For me, it all started in a Cuban prison. I was a human rights defender, supporting Cuban independent media and journalists – or what was left of them after a crackdown. Paul Radu, a founder of OCCRP network and previous recipient of this award, and I delivered training and equipment to dissidents. One morning, the police arrested us, and put us in a tiny, dark room. Paul talked about cross-border investigative journalism and I decided I wanted to be part of it. Luckily, I was naive enough to really do it.
In 2013 I founded the Czech Center for Investigative Journalism with no money, no connections, no readership, no sources and no idea how to run a media enterprise.
That year, I did my first story with OCCRP about investments of the Azerbaijani ruling family in Czech Republic. I worked on the story with Khadija Ismaylova, who got arrested and sentenced to 7.5 years in prison for alleged financial fraud. So OCCRP created Project Khadija to send a message: You cannot imprison a story. We aimed to finish Khadija’s articles and expose the corruption of those in power. Khadija was released after a year and a half in prison with help from a lawyer, Amal Clooney.
In 2015, a small team of us got hit with eight lawsuits after our investigations in the Panama Papers project. That made us even more resilient.
2018 was probably the toughest year in my life after my friend and colleague, Slovak journalist Jano Kuciak, and his fiancé, Martina Kušnírová, were murdered. Martina was browsing the internet for wedding gowns when the killer came.

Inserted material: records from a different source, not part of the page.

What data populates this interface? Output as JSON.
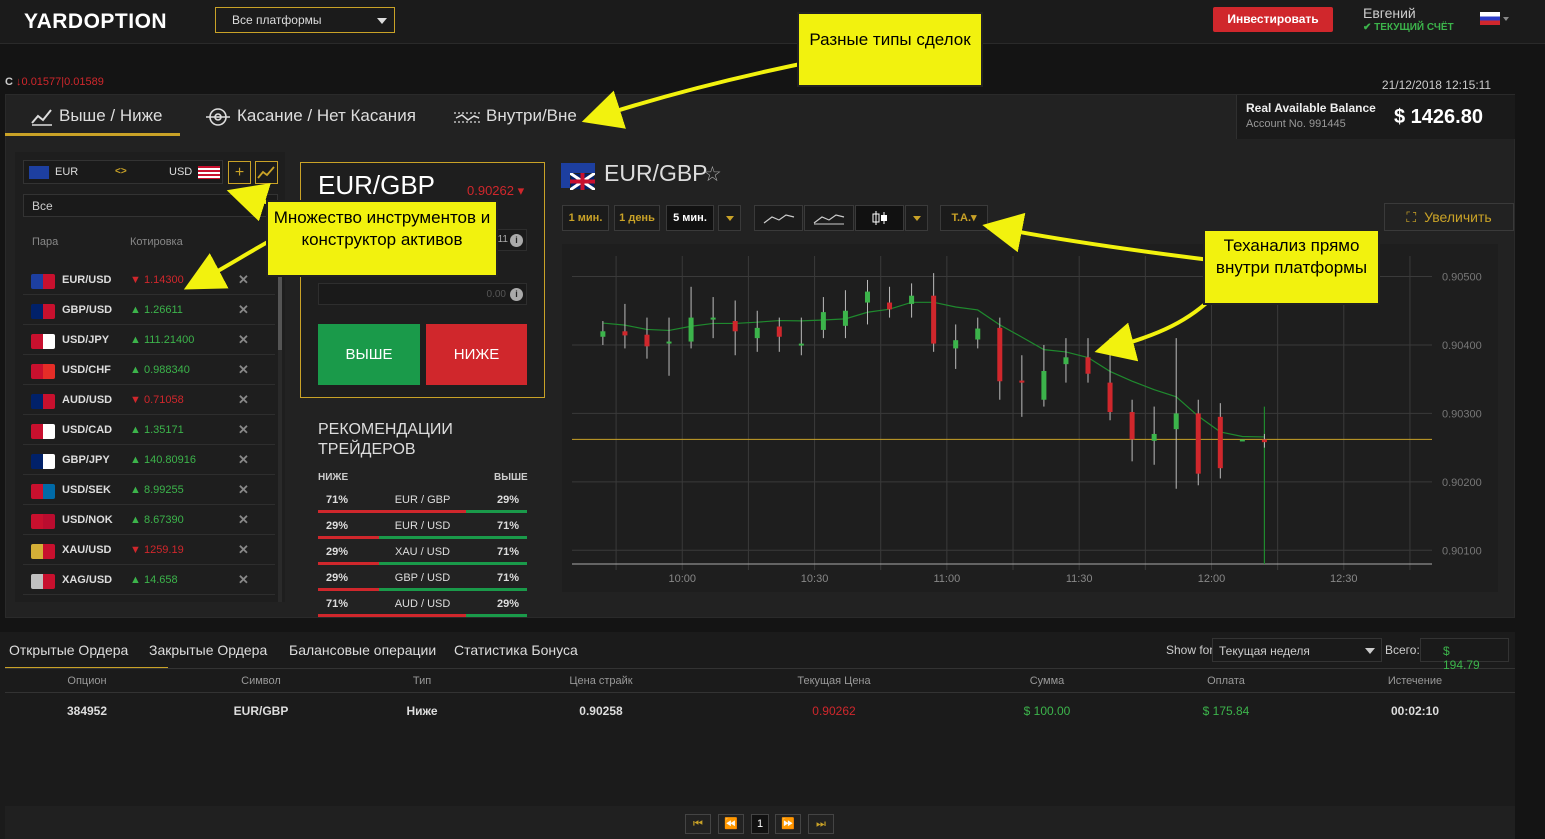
{
  "header": {
    "logo": "YARDOPTION",
    "platform_select": "Все платформы",
    "invest_button": "Инвестировать",
    "user_name": "Евгений",
    "account_type": "✔ ТЕКУЩИЙ СЧЁТ"
  },
  "ticker": {
    "prefix": "C",
    "value": "↓0.01577|0.01589"
  },
  "clock": "21/12/2018 12:15:11",
  "tabs": [
    {
      "label": "Выше / Ниже",
      "icon": "trend-up-icon"
    },
    {
      "label": "Касание / Нет Касания",
      "icon": "target-icon"
    },
    {
      "label": "Внутри/Вне",
      "icon": "range-icon"
    }
  ],
  "balance": {
    "label": "Real Available Balance",
    "account": "Account No. 991445",
    "value": "$ 1426.80"
  },
  "pair_selector": {
    "base": "EUR",
    "swap": "<>",
    "quote": "USD"
  },
  "filter": "Все",
  "asset_table": {
    "headers": [
      "Пара",
      "Котировка"
    ],
    "rows": [
      {
        "pair": "EUR/USD",
        "dir": "down",
        "price": "1.14300",
        "arrow": "▼"
      },
      {
        "pair": "GBP/USD",
        "dir": "up",
        "price": "1.26611",
        "arrow": "▲"
      },
      {
        "pair": "USD/JPY",
        "dir": "up",
        "price": "111.21400",
        "arrow": "▲"
      },
      {
        "pair": "USD/CHF",
        "dir": "up",
        "price": "0.988340",
        "arrow": "▲"
      },
      {
        "pair": "AUD/USD",
        "dir": "down",
        "price": "0.71058",
        "arrow": "▼"
      },
      {
        "pair": "USD/CAD",
        "dir": "up",
        "price": "1.35171",
        "arrow": "▲"
      },
      {
        "pair": "GBP/JPY",
        "dir": "up",
        "price": "140.80916",
        "arrow": "▲"
      },
      {
        "pair": "USD/SEK",
        "dir": "up",
        "price": "8.99255",
        "arrow": "▲"
      },
      {
        "pair": "USD/NOK",
        "dir": "up",
        "price": "8.67390",
        "arrow": "▲"
      },
      {
        "pair": "XAU/USD",
        "dir": "down",
        "price": "1259.19",
        "arrow": "▼"
      },
      {
        "pair": "XAG/USD",
        "dir": "up",
        "price": "14.658",
        "arrow": "▲"
      }
    ]
  },
  "trade_box": {
    "pair": "EUR/GBP",
    "price": "0.90262 ▾",
    "input1_suffix": "11",
    "input2_value": "0.00",
    "up_button": "ВЫШЕ",
    "down_button": "НИЖЕ"
  },
  "recommendations": {
    "title": "РЕКОМЕНДАЦИИ ТРЕЙДЕРОВ",
    "lower": "НИЖЕ",
    "higher": "ВЫШЕ",
    "rows": [
      {
        "down": "71%",
        "pair": "EUR / GBP",
        "up": "29%",
        "down_frac": 0.71
      },
      {
        "down": "29%",
        "pair": "EUR / USD",
        "up": "71%",
        "down_frac": 0.29
      },
      {
        "down": "29%",
        "pair": "XAU / USD",
        "up": "71%",
        "down_frac": 0.29
      },
      {
        "down": "29%",
        "pair": "GBP / USD",
        "up": "71%",
        "down_frac": 0.29
      },
      {
        "down": "71%",
        "pair": "AUD / USD",
        "up": "29%",
        "down_frac": 0.71
      }
    ]
  },
  "chart_toolbar": {
    "tf1": "1 мин.",
    "tf2": "1 день",
    "tf3": "5 мин.",
    "ta": "T.A.▾",
    "zoom": "Увеличить"
  },
  "chart_title": "EUR/GBP",
  "chart_data": {
    "type": "candlestick",
    "x_ticks": [
      "10:00",
      "10:30",
      "11:00",
      "11:30",
      "12:00",
      "12:30"
    ],
    "y_ticks": [
      "0.90500",
      "0.90400",
      "0.90300",
      "0.90200",
      "0.90100"
    ],
    "ylim": [
      0.9008,
      0.9053
    ],
    "current_price_line": 0.90262,
    "candles": [
      {
        "t": "09:42",
        "o": 0.90412,
        "c": 0.9042,
        "h": 0.90435,
        "l": 0.904
      },
      {
        "t": "09:47",
        "o": 0.9042,
        "c": 0.90414,
        "h": 0.9046,
        "l": 0.90395
      },
      {
        "t": "09:52",
        "o": 0.90415,
        "c": 0.90398,
        "h": 0.9044,
        "l": 0.9038
      },
      {
        "t": "09:57",
        "o": 0.90403,
        "c": 0.90405,
        "h": 0.9044,
        "l": 0.90355
      },
      {
        "t": "10:02",
        "o": 0.90405,
        "c": 0.9044,
        "h": 0.90485,
        "l": 0.90395
      },
      {
        "t": "10:07",
        "o": 0.9044,
        "c": 0.9044,
        "h": 0.9047,
        "l": 0.9041
      },
      {
        "t": "10:12",
        "o": 0.90435,
        "c": 0.9042,
        "h": 0.90465,
        "l": 0.90385
      },
      {
        "t": "10:17",
        "o": 0.9041,
        "c": 0.90425,
        "h": 0.9045,
        "l": 0.9039
      },
      {
        "t": "10:22",
        "o": 0.90427,
        "c": 0.90412,
        "h": 0.9044,
        "l": 0.9039
      },
      {
        "t": "10:27",
        "o": 0.904,
        "c": 0.90402,
        "h": 0.9044,
        "l": 0.90385
      },
      {
        "t": "10:32",
        "o": 0.90422,
        "c": 0.90448,
        "h": 0.9047,
        "l": 0.9041
      },
      {
        "t": "10:37",
        "o": 0.90428,
        "c": 0.9045,
        "h": 0.9048,
        "l": 0.9041
      },
      {
        "t": "10:42",
        "o": 0.90462,
        "c": 0.90478,
        "h": 0.90495,
        "l": 0.9043
      },
      {
        "t": "10:47",
        "o": 0.90462,
        "c": 0.90452,
        "h": 0.90485,
        "l": 0.9044
      },
      {
        "t": "10:52",
        "o": 0.9046,
        "c": 0.90472,
        "h": 0.9049,
        "l": 0.9044
      },
      {
        "t": "10:57",
        "o": 0.90472,
        "c": 0.90402,
        "h": 0.90505,
        "l": 0.9039
      },
      {
        "t": "11:02",
        "o": 0.90395,
        "c": 0.90407,
        "h": 0.9043,
        "l": 0.90365
      },
      {
        "t": "11:07",
        "o": 0.90408,
        "c": 0.90424,
        "h": 0.9044,
        "l": 0.90395
      },
      {
        "t": "11:12",
        "o": 0.90425,
        "c": 0.90347,
        "h": 0.9044,
        "l": 0.9032
      },
      {
        "t": "11:17",
        "o": 0.90348,
        "c": 0.90345,
        "h": 0.90385,
        "l": 0.90295
      },
      {
        "t": "11:22",
        "o": 0.9032,
        "c": 0.90362,
        "h": 0.904,
        "l": 0.9031
      },
      {
        "t": "11:27",
        "o": 0.90372,
        "c": 0.90382,
        "h": 0.9041,
        "l": 0.90345
      },
      {
        "t": "11:32",
        "o": 0.90382,
        "c": 0.90358,
        "h": 0.9041,
        "l": 0.90345
      },
      {
        "t": "11:37",
        "o": 0.90345,
        "c": 0.90302,
        "h": 0.9041,
        "l": 0.9029
      },
      {
        "t": "11:42",
        "o": 0.90302,
        "c": 0.90262,
        "h": 0.9032,
        "l": 0.9023
      },
      {
        "t": "11:47",
        "o": 0.9026,
        "c": 0.9027,
        "h": 0.9031,
        "l": 0.90225
      },
      {
        "t": "11:52",
        "o": 0.90277,
        "c": 0.903,
        "h": 0.9041,
        "l": 0.9019
      },
      {
        "t": "11:57",
        "o": 0.903,
        "c": 0.90212,
        "h": 0.9032,
        "l": 0.90195
      },
      {
        "t": "12:02",
        "o": 0.90295,
        "c": 0.9022,
        "h": 0.90315,
        "l": 0.90205
      },
      {
        "t": "12:07",
        "o": 0.90262,
        "c": 0.90262,
        "h": 0.90262,
        "l": 0.90262
      },
      {
        "t": "12:12",
        "o": 0.90262,
        "c": 0.90258,
        "h": 0.9027,
        "l": 0.9025
      }
    ],
    "colors": {
      "up": "#3cb44b",
      "down": "#d0272c",
      "ma": "#1f8a2e",
      "price_line": "#c9a227"
    }
  },
  "bottom_tabs": [
    "Открытые Ордера",
    "Закрытые Ордера",
    "Балансовые операции",
    "Статистика Бонуса"
  ],
  "show_for": {
    "label": "Show for",
    "value": "Текущая неделя",
    "total_label": "Всего:",
    "total_value": "$ 194.79"
  },
  "orders": {
    "headers": [
      "Опцион",
      "Символ",
      "Тип",
      "Цена страйк",
      "Текущая Цена",
      "Сумма",
      "Оплата",
      "Истечение"
    ],
    "rows": [
      [
        "384952",
        "EUR/GBP",
        "Ниже",
        "0.90258",
        "0.90262",
        "$ 100.00",
        "$ 175.84",
        "00:02:10"
      ]
    ]
  },
  "pager": {
    "first": "⏮",
    "prev": "⏪",
    "page": "1",
    "next": "⏩",
    "last": "⏭"
  },
  "callouts": {
    "deal_types": "Разные типы сделок",
    "instruments": "Множество инструментов и конструктор активов",
    "ta": "Теханализ прямо внутри платформы"
  }
}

I was grief-stricken and wanted to lock myself in my bedroom and never come out to face evil again. But I understood that if I gave up, I would fail -- maybe not as a journalist, but definitely as a friend.
So we teamed up with the best Slovak journalists to finish all the stories Jano started. We got access to the cellphone data of the lead murder suspect. We reconstructed how the murder happened. We exposed the system of corrupt judges, businessmen, politicians and law enforcement. The system collapsed. Slovakia changed.
But our job is not done. The job of a journalist is never done. This recognition is not for me. It is for all the people who make change happen, including those in Slovakia who protested the murders of Jano and Martina, and those who worked on Khadija’s stories when she was in jail. We have the power to make the changes happen. We just need to claim it.